View Full Version : Server building and website security...
nebulus06
02-03-07, 12:51 AM
In the near future in say 2 to 3 years from now I intend to be running a website containing a good deal of content that I hope will be obtaining about 1 million hits a day with around 10 000 transactions a day.
The scenario:
The website constitutes of a very large project that will be entirely coded and managed offline until both security and flawless (data/interface)intergration is reached. Also prior to its launch, we will be conduction large commercial and marketing advertisements via numerous media venues. This means that on launch day my server will need to support a large number of individuals smoothly.
My question is what is the minimal expense range you think would successfully handle the aforementioned requirements. This includes both security, ecommerce and server expenses.
Also can this be run from my own home or perhaps multiple homes?
Thanks...
Home...if your expecting 1 million hits a day, and 10,000 transactions a day, no. Unless you can pay out the ass for an insane connection, an awesome server, and some very good equipment (firewall, switches, routers).
I mean yeah if there only visiting a few kb sized pages and thats absolutely it...The connection wouldn't have to be that large, but still would have to be very reliable from what your saying.
A buddy of mine, owns the second or third largest harry potter site in the world.

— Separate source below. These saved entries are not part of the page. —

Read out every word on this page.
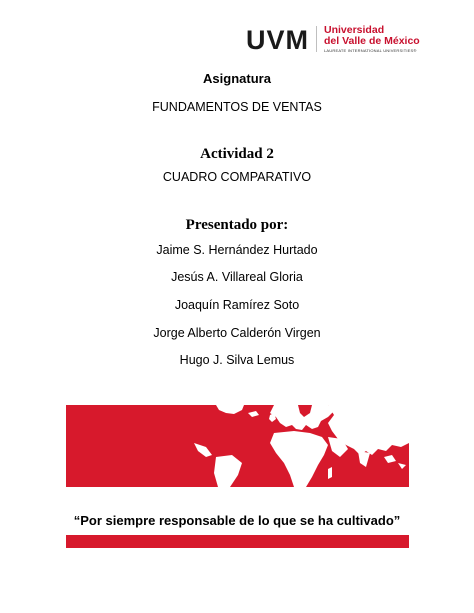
UVM Universidad
del Valle de México
LAUREATE INTERNATIONAL UNIVERSITIES®
Asignatura
FUNDAMENTOS DE VENTAS
Actividad 2
CUADRO COMPARATIVO
Presentado por:
Jaime S. Hernández Hurtado
Jesús A. Villareal Gloria
Joaquín Ramírez Soto
Jorge Alberto Calderón Virgen
Hugo J. Silva Lemus
“Por siempre responsable de lo que se ha cultivado”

I remember him saying he was paying 40 grand a year for hosting, but i could be completely wrong.
Datacentre all the way. If your power goes out on launch day you're pretty much <expletive>d.... ;)

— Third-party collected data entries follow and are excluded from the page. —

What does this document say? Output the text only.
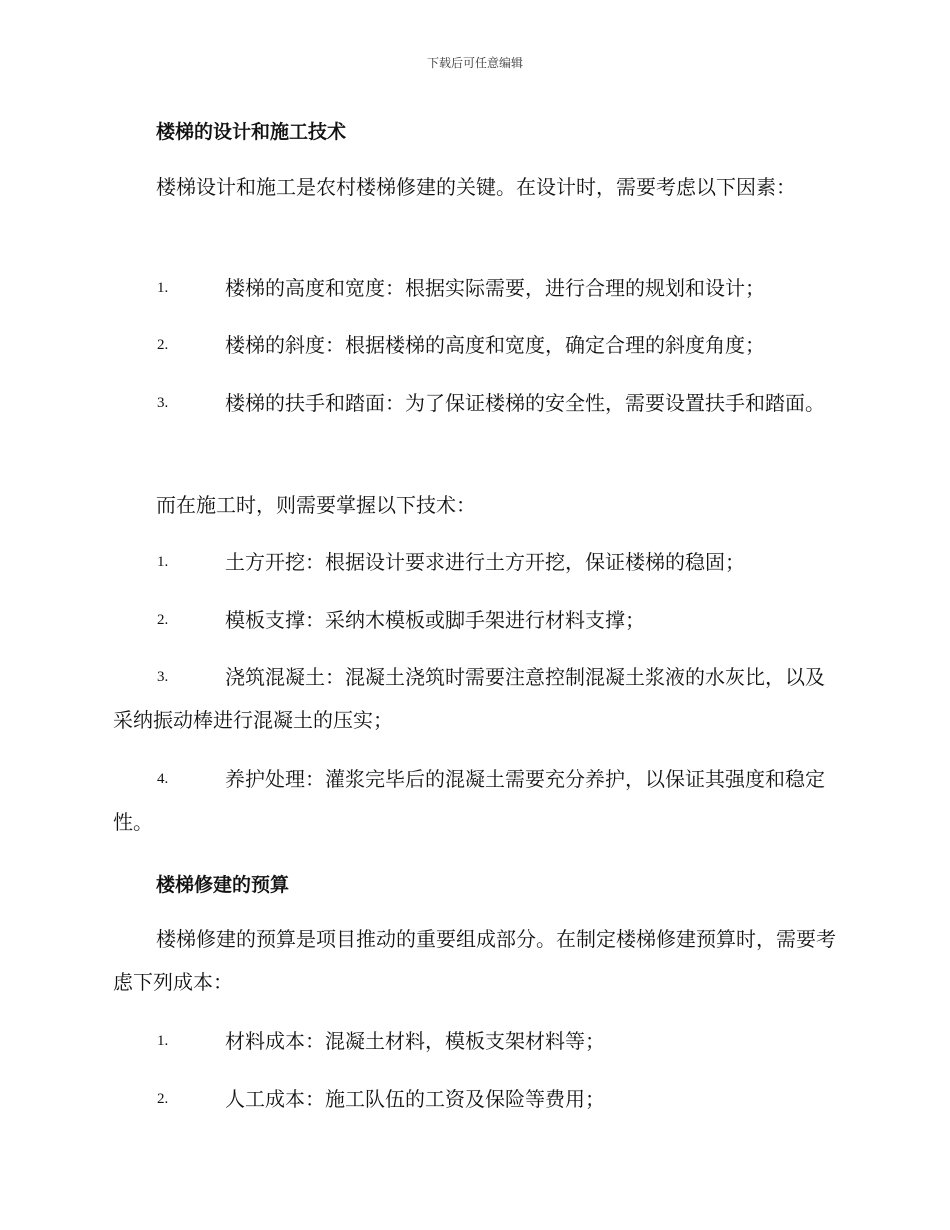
下载后可任意编辑
楼梯的设计和施工技术
楼梯设计和施工是农村楼梯修建的关键。在设计时，需要考虑以下因素：
1.	楼梯的高度和宽度：根据实际需要，进行合理的规划和设计；
2.	楼梯的斜度：根据楼梯的高度和宽度，确定合理的斜度角度；
3.	楼梯的扶手和踏面：为了保证楼梯的安全性，需要设置扶手和踏面。
而在施工时，则需要掌握以下技术：
1.	土方开挖：根据设计要求进行土方开挖，保证楼梯的稳固；
2.	模板支撑：采纳木模板或脚手架进行材料支撑；
3.	浇筑混凝土：混凝土浇筑时需要注意控制混凝土浆液的水灰比，以及采纳振动棒进行混凝土的压实；
4.	养护处理：灌浆完毕后的混凝土需要充分养护，以保证其强度和稳定性。
楼梯修建的预算
楼梯修建的预算是项目推动的重要组成部分。在制定楼梯修建预算时，需要考虑下列成本：
1.	材料成本：混凝土材料，模板支架材料等；
2.	人工成本：施工队伍的工资及保险等费用；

Get a reasonable dedicated server. Say for approx $100/month. That should net you ~1TB of BW per month and at least 40G of storage and something like a 3Gig Celly or 1.8Gig Sempy which should be alright provided the database work isn't going to be hellish.
su root
02-03-07, 02:49 PM
If you are expecting 1 million hits per day, that's around 11 hits per second. If you figure that a normal website will see a curve between 8am-10pm depending on geographic audience. You will probably see 50-100 hits per second during peak hours. If your site is dynamic content, this would overload almost any single server.
The largest problem at this part is to design the website so that it is scalable. By scalable, I mean cachable so you can frontend it with caching proxies, and memcached so you can save on database queries.
At minimum, I'd say 1 or 2 proxies (lots of ram, fast disks), 1 webserver (lots of CPU), and 1 database server (lots of CPU, ram, fast disks, depending on database used). This doesn't include any fault tolerance or backup.
I doubt you will want to host this out of a house, too much can go wrong that will take your site offline for a great deal of time.
David: A sempron/celeron won't be able to do 1 million hits per day. The caches may work on servers like that, but definitely not the webserver or database server. 1TB/month bandwidth is conservative, but will work as long as you don't average over 33k per hit. I definitely wouldn't be hosting 10,000 transactions per day on a celeron, nor in my house.
If you are expecting 1 million hits per day, that's around 11 hits per second. If you figure that a normal website will see a curve between 8am-10pm depending on geographic audience. You will probably see 50-100 hits per second during peak hours. If your site is dynamic content, this would overload almost any single server.
The largest problem at this part is to design the website so that it is scalable. By scalable, I mean cachable so you can frontend it with caching proxies, and memcached so you can save on database queries.
At minimum, I'd say 1 or 2 proxies (lots of ram, fast disks), 1 webserver (lots of CPU), and 1 database server (lots of CPU, ram, fast disks, depending on database used). This doesn't include any fault tolerance or backup.
I doubt you will want to host this out of a house, too much can go wrong that will take your site offline for a great deal of time.
David: A sempron/celeron won't be able to do 1 million hits per day. The caches may work on servers like that, but definitely not the webserver or database server. 1TB/month bandwidth is conservative, but will work as long as you don't average over 33k per hit. I definitely wouldn't be hosting 10,000 transactions per day on a celeron, nor in my house.
I was thinking more in terms of starting out on a more conservative box, rather than laying out a few k for a couple of proxies and seperate web and database servers, although that would be preferred down the line.
I can do it for you for 6 million dollars.
Incesticide
02-07-07, 04:21 PM
Heh, start your site out on shared hosting and scale from there. Don't plan on running something like that out of your home, or multiple homes.
http://dreamhost.com
http://webhostingbuzz.com
Pick your framework, decide your hosting from there.
Oroka Sempai
02-07-07, 11:33 PM
http://www.doteasy.com/
20GB HDD space, unmetered bandwidth, unlimited subdomains, 100 databases, unlimited e-mail with 100MB storage each (the 100MB doesnt come off your 20GB)... and more, $9.95 a month!
dropadrop
02-08-07, 06:58 AM
A big question is what platform you are going to run it on. If you are thinking in terms of budget, the software can make a big difference too. For 1000000 transactions a day you are going to need something really powerfull, I think Su root is pretty close.